Obrońca klubu New Jersey Devils, Scott Stevens ogłosił zakończenie hokejowej kariery po 22 sezonach gry w lidze NHL.
"Myślę że hokej w większym stopniu opiera się na przygotowaniu mentalnym niż fizycznym. Jeśli chce się dobrze grać, to przede wszystkim musi być to poukładane w głowie i dokładnie przemyślane - powiedział Stevens. - Przez ostatni rok przerwy w rozgrywkach zrozumiałem, że mogę równie szczęśliwie żyć bez hokeja i trudno byłoby mi się znów przestawić na nieustającą koncentrację na grze i kolejnych meczach".
41-hokeista przyznał, że przerwę w rozgrywkach NHL wykorzystał, żeby spędzić więcej czasu z żoną i trójką dzieci.
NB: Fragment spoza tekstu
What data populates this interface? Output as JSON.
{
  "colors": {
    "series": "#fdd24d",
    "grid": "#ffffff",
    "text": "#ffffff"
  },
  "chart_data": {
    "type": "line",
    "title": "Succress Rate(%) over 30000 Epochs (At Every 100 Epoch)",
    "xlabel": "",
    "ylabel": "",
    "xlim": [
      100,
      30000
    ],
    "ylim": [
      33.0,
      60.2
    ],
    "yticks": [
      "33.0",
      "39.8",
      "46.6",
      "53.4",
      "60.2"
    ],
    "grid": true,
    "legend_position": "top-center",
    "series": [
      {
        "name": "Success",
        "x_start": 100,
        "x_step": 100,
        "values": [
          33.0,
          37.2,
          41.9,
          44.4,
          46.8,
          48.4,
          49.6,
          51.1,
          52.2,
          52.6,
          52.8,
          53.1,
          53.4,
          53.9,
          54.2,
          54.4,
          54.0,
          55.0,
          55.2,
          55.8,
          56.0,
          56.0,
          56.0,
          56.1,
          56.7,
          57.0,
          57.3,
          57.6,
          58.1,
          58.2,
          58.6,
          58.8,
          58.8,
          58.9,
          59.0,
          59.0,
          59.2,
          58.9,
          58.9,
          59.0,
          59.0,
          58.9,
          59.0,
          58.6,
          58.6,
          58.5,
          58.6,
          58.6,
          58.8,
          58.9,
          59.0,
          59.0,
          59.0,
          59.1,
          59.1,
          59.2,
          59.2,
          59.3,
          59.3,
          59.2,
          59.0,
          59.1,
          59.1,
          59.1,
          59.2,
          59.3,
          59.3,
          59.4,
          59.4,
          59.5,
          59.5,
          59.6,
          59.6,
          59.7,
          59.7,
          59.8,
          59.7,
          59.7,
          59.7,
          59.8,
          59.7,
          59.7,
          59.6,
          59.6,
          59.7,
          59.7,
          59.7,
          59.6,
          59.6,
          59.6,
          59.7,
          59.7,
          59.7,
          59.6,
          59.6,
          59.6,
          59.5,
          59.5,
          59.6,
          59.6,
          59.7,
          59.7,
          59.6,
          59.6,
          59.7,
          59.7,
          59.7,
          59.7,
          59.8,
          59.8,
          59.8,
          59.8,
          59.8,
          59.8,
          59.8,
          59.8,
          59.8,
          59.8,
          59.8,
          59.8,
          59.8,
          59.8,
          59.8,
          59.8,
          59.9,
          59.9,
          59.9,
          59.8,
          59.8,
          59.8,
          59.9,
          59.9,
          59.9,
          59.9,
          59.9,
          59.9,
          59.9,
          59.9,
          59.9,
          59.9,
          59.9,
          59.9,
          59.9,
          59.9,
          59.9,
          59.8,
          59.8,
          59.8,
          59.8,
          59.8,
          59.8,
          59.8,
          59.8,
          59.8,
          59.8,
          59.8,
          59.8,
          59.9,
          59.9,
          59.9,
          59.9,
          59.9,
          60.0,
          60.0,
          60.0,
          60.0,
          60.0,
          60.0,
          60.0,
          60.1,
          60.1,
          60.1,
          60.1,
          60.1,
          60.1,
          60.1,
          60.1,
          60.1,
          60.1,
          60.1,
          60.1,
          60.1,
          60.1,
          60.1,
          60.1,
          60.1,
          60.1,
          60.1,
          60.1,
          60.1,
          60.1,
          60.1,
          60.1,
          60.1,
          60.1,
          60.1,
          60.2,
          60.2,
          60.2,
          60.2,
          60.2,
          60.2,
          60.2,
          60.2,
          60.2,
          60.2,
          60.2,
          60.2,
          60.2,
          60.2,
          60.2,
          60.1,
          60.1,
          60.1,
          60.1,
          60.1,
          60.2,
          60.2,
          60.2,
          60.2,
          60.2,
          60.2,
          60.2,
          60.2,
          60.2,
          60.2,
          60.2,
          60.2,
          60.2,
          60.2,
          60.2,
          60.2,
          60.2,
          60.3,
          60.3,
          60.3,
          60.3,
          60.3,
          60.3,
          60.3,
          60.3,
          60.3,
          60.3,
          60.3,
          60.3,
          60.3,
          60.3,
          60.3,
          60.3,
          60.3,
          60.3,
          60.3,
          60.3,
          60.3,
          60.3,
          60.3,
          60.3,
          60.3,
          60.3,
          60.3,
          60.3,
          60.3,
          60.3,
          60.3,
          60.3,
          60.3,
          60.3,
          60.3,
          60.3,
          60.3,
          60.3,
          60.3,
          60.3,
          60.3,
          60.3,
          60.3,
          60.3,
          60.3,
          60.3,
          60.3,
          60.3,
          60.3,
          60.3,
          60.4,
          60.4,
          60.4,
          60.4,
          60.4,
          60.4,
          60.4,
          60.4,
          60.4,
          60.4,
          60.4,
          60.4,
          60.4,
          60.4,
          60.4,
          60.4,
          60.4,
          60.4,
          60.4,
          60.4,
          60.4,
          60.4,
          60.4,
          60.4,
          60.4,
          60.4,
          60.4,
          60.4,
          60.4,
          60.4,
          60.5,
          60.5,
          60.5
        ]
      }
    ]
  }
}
"Nie ma dwóch zdań, że to miało podstawowy wpływ na moją decyzję o zakończeniu kariery. Spodobało mi się to i teraz chcę w jakimś stopniu chociaż nadrobić to co ominęło mnie przez ostatnie 22 lata" - dodał.
Stevens trzykrotnie zdobywał - z New Jersey Devils - Puchar Stanleya, w 1995, 2000 i 2003 roku. W sumie wystąpił na lodowiskach NHL w 1635 meczach sezonu regularnego, zapisując na swoim koncie 196 bramek, 712 asyst i 2785 minut karnych. Grał w barwach Washington Capitals, St. Louis Blues i Devils.
W fazie play off rozegrał 233 mecze, w których strzelił 26 goli i przy kolejnych 92 asystował. Aż 13 razy wystąpił w dorocznych meczach All-Star NHL.
W 2000 roku Stevens otrzymał Conn Smythe Trophy, nagrodę dla najbardziej wartościowego gracza rozgrywek o Puchar Stanleya.
W sezonie 2003-04 (ostatnim przed lokautem) opuścił 44 mecze "Diabłów" w wyniku poważnych obrażeń głowy jakich doznał w styczniu grając przeciwko Pittsburgh Penguins.